Black Orchid, as its name promises to deliver, is a dark voluptuous perfume with all the attributes necessary to become the scent of choice of a film noir femme fatale. The perfume seems to play, from the onset, with the evocation of disquieting shadows projected on the wall of a passion crime scene and makes us enter a universe replete with seething sensuality, foreboding and mystery. It is beautifully rare, both dark and unexpectedly green, heavy and fresh perfume with gourmand and even slightly offensive overtones.
The action of the perfume on the wearer is both dramatic and subtle. Black Orchid by Tom Ford initially imposes its presence with the help of what could be described as a shock-and-awe tactic. It then slowly ensnares you to the point of making you forget it just barely, a few hours ago, entered your life.
This is quintessentially what a real femme fatale is supposed to do. It is also what a dream come true may feel like, one moment foreign, the next, intensely familiar. The perfume thus plays adroitly with conventions and expectations as it starts en force with heavy top notes and moves on to fresher, greener and even ozone-like and citrus-y undertones towards the end all the while preserving its dark character.
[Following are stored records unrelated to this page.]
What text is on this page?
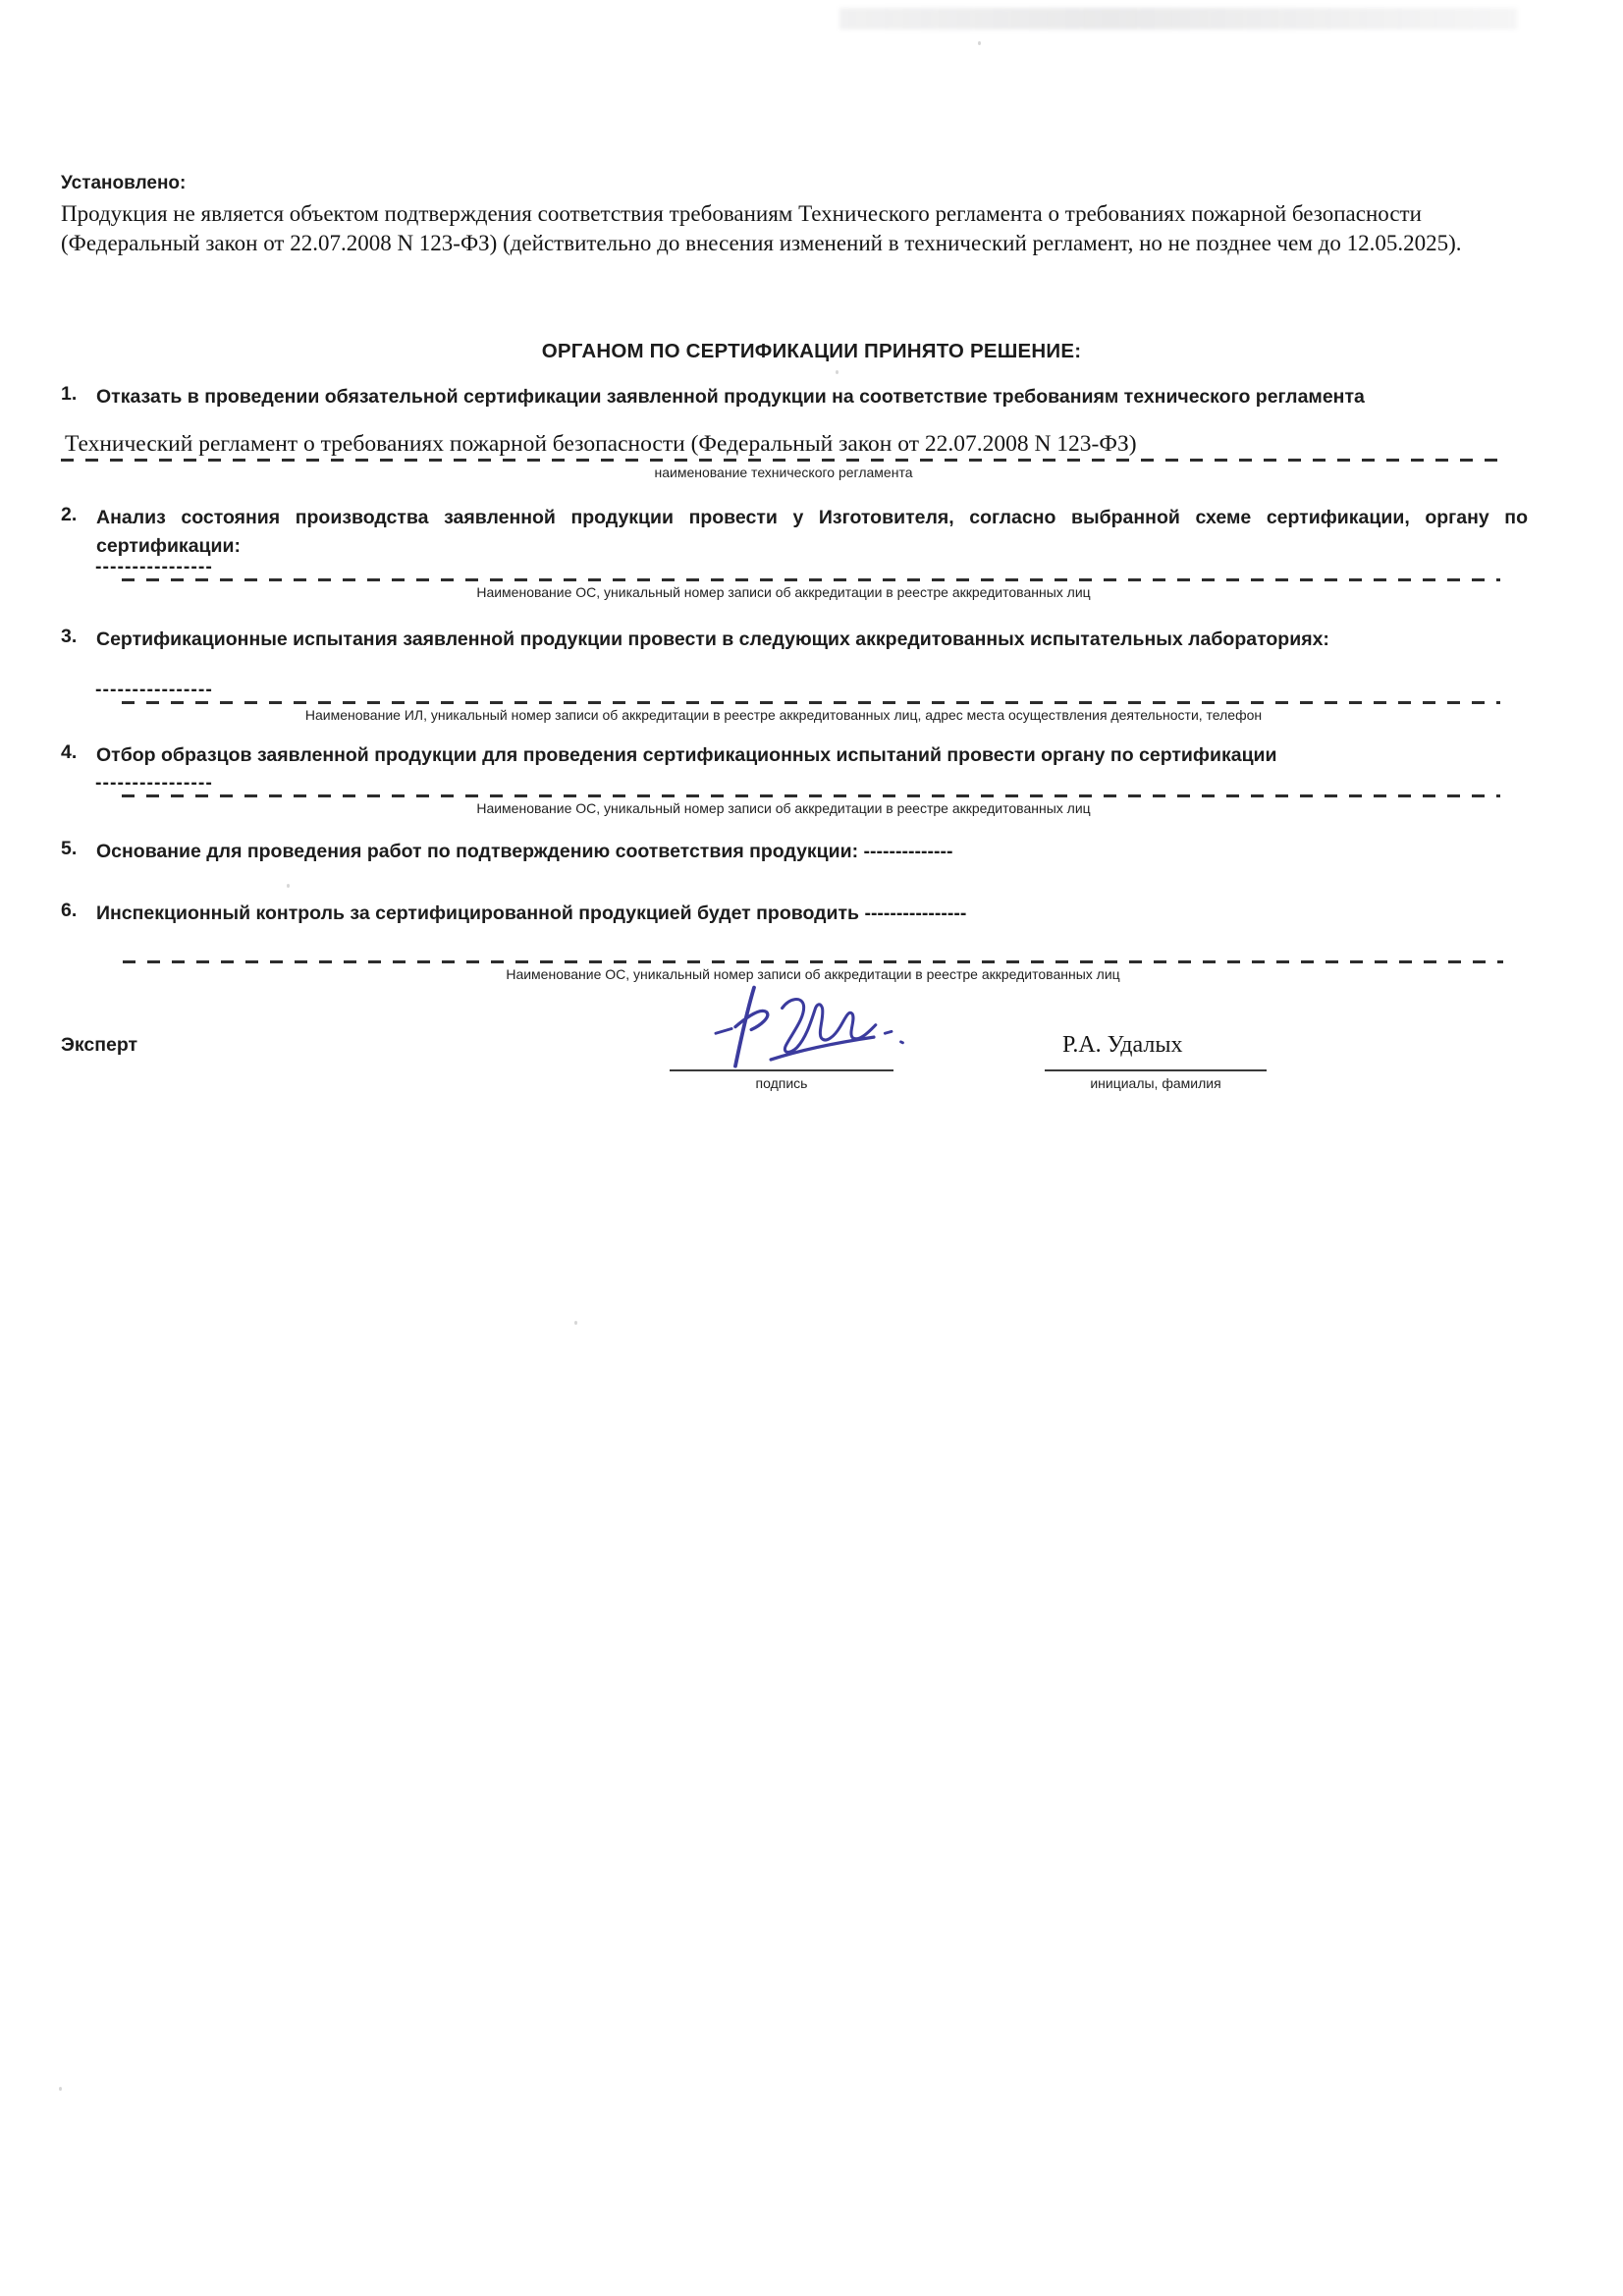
Установлено:
Продукция не является объектом подтверждения соответствия требованиям Технического регламента о требованиях пожарной безопасности (Федеральный закон от 22.07.2008 N 123-ФЗ) (действительно до внесения изменений в технический регламент, но не позднее чем до 12.05.2025).
ОРГАНОМ ПО СЕРТИФИКАЦИИ ПРИНЯТО РЕШЕНИЕ:
1.	Отказать в проведении обязательной сертификации заявленной продукции на соответствие требованиям технического регламента
Технический регламент о требованиях пожарной безопасности (Федеральный закон от 22.07.2008 N 123-ФЗ)
наименование технического регламента
2.	Анализ состояния производства заявленной продукции провести у Изготовителя, согласно выбранной схеме сертификации, органу по сертификации:
----------------
Наименование ОС, уникальный номер записи об аккредитации в реестре аккредитованных лиц
3.	Сертификационные испытания заявленной продукции провести в следующих аккредитованных испытательных лабораториях:
----------------
Наименование ИЛ, уникальный номер записи об аккредитации в реестре аккредитованных лиц, адрес места осуществления деятельности, телефон
4.	Отбор образцов заявленной продукции для проведения сертификационных испытаний провести органу по сертификации
----------------
Наименование ОС, уникальный номер записи об аккредитации в реестре аккредитованных лиц
5.	Основание для проведения работ по подтверждению соответствия продукции: --------------
6.	Инспекционный контроль за сертифицированной продукцией будет проводить ----------------
Наименование ОС, уникальный номер записи об аккредитации в реестре аккредитованных лиц
Эксперт
подпись
Р.А. Удалых
инициалы, фамилия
The perfume interestingly enough seems to reverse the classic order of perception of notes. A base notes impression, paradoxically, appears first followed by lighter notes and then even more high-pitched ones in the dry-down. It seems to be suggesting that the consenting victim who will inhale this scent will be similarly turned inside out like a glove.
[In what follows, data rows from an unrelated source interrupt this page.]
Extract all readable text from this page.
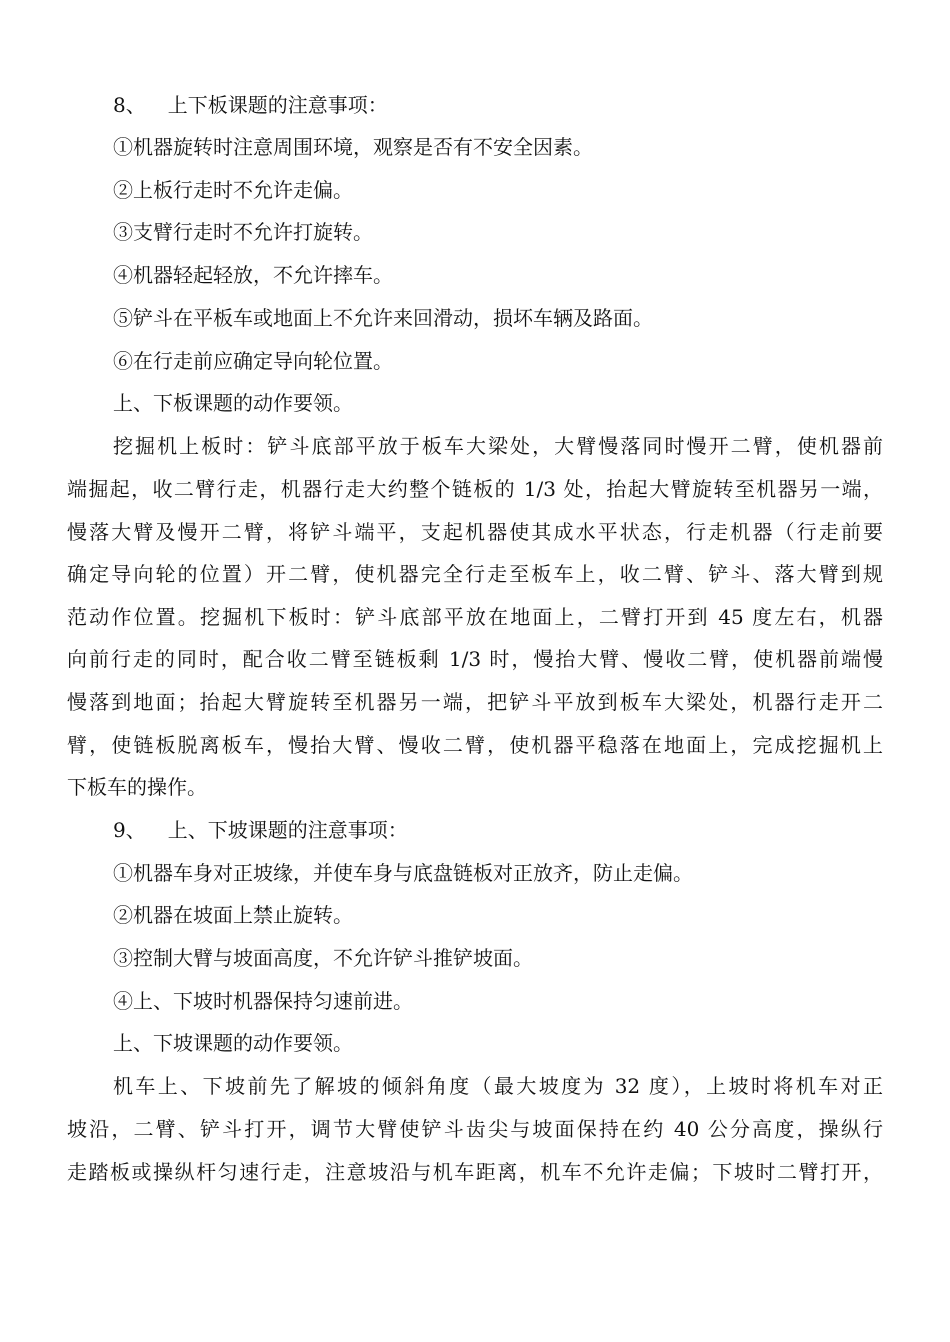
8、 上下板课题的注意事项：
①机器旋转时注意周围环境，观察是否有不安全因素。
②上板行走时不允许走偏。
③支臂行走时不允许打旋转。
④机器轻起轻放，不允许摔车。
⑤铲斗在平板车或地面上不允许来回滑动，损坏车辆及路面。
⑥在行走前应确定导向轮位置。
上、下板课题的动作要领。
挖掘机上板时：铲斗底部平放于板车大梁处，大臂慢落同时慢开二臂，使机器前
端掘起，收二臂行走，机器行走大约整个链板的 1/3 处，抬起大臂旋转至机器另一端，
慢落大臂及慢开二臂，将铲斗端平，支起机器使其成水平状态，行走机器（行走前要
确定导向轮的位置）开二臂，使机器完全行走至板车上，收二臂、铲斗、落大臂到规
范动作位置。挖掘机下板时：铲斗底部平放在地面上，二臂打开到 45 度左右，机器
向前行走的同时，配合收二臂至链板剩 1/3 时，慢抬大臂、慢收二臂，使机器前端慢
慢落到地面；抬起大臂旋转至机器另一端，把铲斗平放到板车大梁处，机器行走开二
臂，使链板脱离板车，慢抬大臂、慢收二臂，使机器平稳落在地面上，完成挖掘机上
下板车的操作。
9、 上、下坡课题的注意事项：
①机器车身对正坡缘，并使车身与底盘链板对正放齐，防止走偏。
②机器在坡面上禁止旋转。
③控制大臂与坡面高度，不允许铲斗推铲坡面。
④上、下坡时机器保持匀速前进。
上、下坡课题的动作要领。
机车上、下坡前先了解坡的倾斜角度（最大坡度为 32 度），上坡时将机车对正
坡沿，二臂、铲斗打开，调节大臂使铲斗齿尖与坡面保持在约 40 公分高度，操纵行
走踏板或操纵杆匀速行走，注意坡沿与机车距离，机车不允许走偏；下坡时二臂打开，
The fragrance includes top notes of French jasmine, black gardenia, truffle, Ylang-ylang, Bergamot, mandarin and effervescent citrus. The heart is composed of a Tom Ford black orchid, spicy floral orchid accords and lotus wood. The dry-down features notes of Patchouli, incense, amber, sandalwood, and vanilla tears.
As a designer interested in perfumes, Tom Ford demonstrates, to me at least, that he possesses a signature and a vision that he is eminently capable of transcribing into scents. The parallel with French perfume designers imposes itself more vividly to my mind now with Black Orchid.
Perhaps an American touch is revealed in a taste for the crisp and the clean that surfaces in Black Orchid piercing through the seemingly deleterious fumes of the beginning. In other words, the ending is happily optimistic, restores social order and the perfume is thus more conventional and easier to live with than what the potentially disturbing opening suggested.
The inferno of the jungle and human excess may be suggested but we end up with a long sip of tastefully chilled white wine, whiffs of redemptive religious incense, and a very cinematic and safe ending.